The Supply Chain Crisis and Commercial Real Estate Technology
According to Prologis and Savills, industrial building vacancy is reaching an all-time low (even 2.0% in some markets) and will not be able to support the rapidly growing market demand for space until supply catches up. It has taken too long for real estate professionals to admit that building technology is a NEED to have, not a nice to have. The days of looking at technology costs as anything other than critical when assessing building budgets are over.
How Does Commercial Real Estate Relate to the Current Supply Chain Crisis?
The industrial sector has been inefficient for years without stakeholders focusing on a technology strategy that focuses on all phases of the building life cycle: acquisition, development, management, and disposition. This has directly impacted the ability of the industry to accurately forecast demand or prepare for unforeseen scenarios. This is not just an industrial problem. The commercial real estate industry has been slower to adopt technology compared to other business sectors.
There are innumerable amount of ways to analyze buildings when you deploy the technology. This means that there are many different problems that can be solved or improved at the building level by leveraging technology. It does not need to be one size fits all. Integration with existing systems and workflows can be taken into account when choosing technology partners. Combining these partners, you can come up with a technology “stack” to implement at each building. If stacks would have been in operation pre-pandemic, an enormous amount of data could have been collected and would have been feeding valuable data points (think inventory, layout and height analysis etc.) that the industry would have had time to interpret (and respond to) over the past few years. Questions on what the size of the next building should be, desired tenant layouts, as well as location, could have been backed by data. Perhaps we even could have seen the current crisis coming?

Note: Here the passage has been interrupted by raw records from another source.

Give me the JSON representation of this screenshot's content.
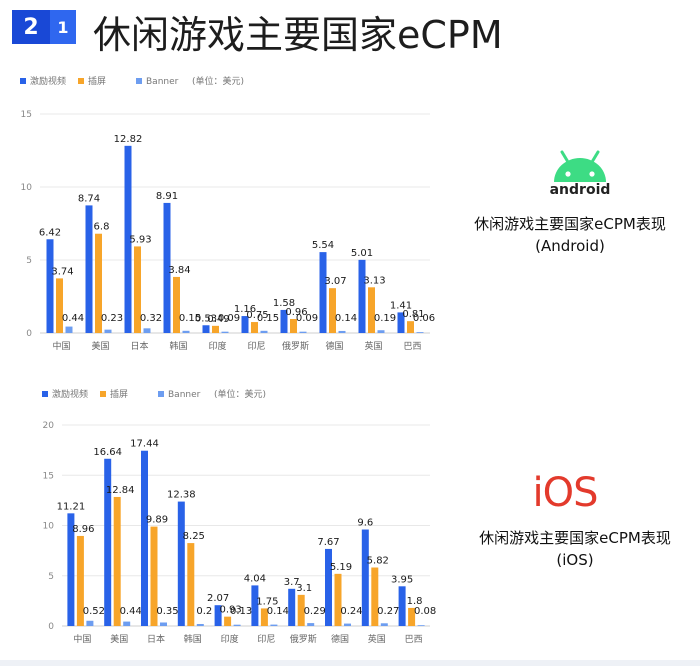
{
  "header": {
    "badge_main": "2",
    "badge_sub": "1",
    "title": "休闲游戏主要国家eCPM"
  },
  "colors": {
    "reward": "#2962e8",
    "interstitial": "#f7a52a",
    "banner": "#6d9df0"
  },
  "android": {
    "logo_text": "android",
    "label_line1": "休闲游戏主要国家eCPM表现",
    "label_line2": "(Android)"
  },
  "ios": {
    "logo_text": "iOS",
    "label_line1": "休闲游戏主要国家eCPM表现",
    "label_line2": "(iOS)"
  },
  "chart_data": [
    {
      "type": "bar",
      "legend": [
        "激励视频",
        "插屏",
        "Banner"
      ],
      "unit_note": "(单位：美元)",
      "ylim": [
        0,
        15
      ],
      "yticks": [
        0,
        5,
        10,
        15
      ],
      "categories": [
        "中国",
        "美国",
        "日本",
        "韩国",
        "印度",
        "印尼",
        "俄罗斯",
        "德国",
        "英国",
        "巴西"
      ],
      "series": [
        {
          "name": "激励视频",
          "values": [
            6.42,
            8.74,
            12.82,
            8.91,
            0.53,
            1.16,
            1.58,
            5.54,
            5.01,
            1.41
          ]
        },
        {
          "name": "插屏",
          "values": [
            3.74,
            6.8,
            5.93,
            3.84,
            0.49,
            0.75,
            0.96,
            3.07,
            3.13,
            0.81
          ]
        },
        {
          "name": "Banner",
          "values": [
            0.44,
            0.23,
            0.32,
            0.15,
            0.09,
            0.15,
            0.09,
            0.14,
            0.19,
            0.06
          ]
        }
      ]
    },
    {
      "type": "bar",
      "legend": [
        "激励视频",
        "插屏",
        "Banner"
      ],
      "unit_note": "(单位：美元)",
      "ylim": [
        0,
        20
      ],
      "yticks": [
        0,
        5,
        10,
        15,
        20
      ],
      "categories": [
        "中国",
        "美国",
        "日本",
        "韩国",
        "印度",
        "印尼",
        "俄罗斯",
        "德国",
        "英国",
        "巴西"
      ],
      "series": [
        {
          "name": "激励视频",
          "values": [
            11.21,
            16.64,
            17.44,
            12.38,
            2.07,
            4.04,
            3.7,
            7.67,
            9.6,
            3.95
          ]
        },
        {
          "name": "插屏",
          "values": [
            8.96,
            12.84,
            9.89,
            8.25,
            0.93,
            1.75,
            3.1,
            5.19,
            5.82,
            1.8
          ]
        },
        {
          "name": "Banner",
          "values": [
            0.52,
            0.44,
            0.35,
            0.2,
            0.13,
            0.14,
            0.29,
            0.24,
            0.27,
            0.08
          ]
        }
      ]
    }
  ]
}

Instead, consumers dealing with lagging inventory and high prices have been short-changed, in part, due to the refusal of developers and owners to adopt the technology. Prospective investors in up-and-coming funds that are targeting this problem should require transparency into the technology strategy that will be powering everything from site selection, to design, construction, and asset management. It’s wild to consider just how bad the situation is and you can thank the standard industry-wide belief that you need to hoard information and relationships for control and success.
What Should My Next Steps Be?
The next time you are thinking about investing in a company or fund working to alleviate supply constraints by developing, owning, or operating new buildings, ask for transparency into their technology strategy. If they don’t seem to have one, run. Do not walk. You’re signing up to have your money allocated based on gut decision-making rather than facts.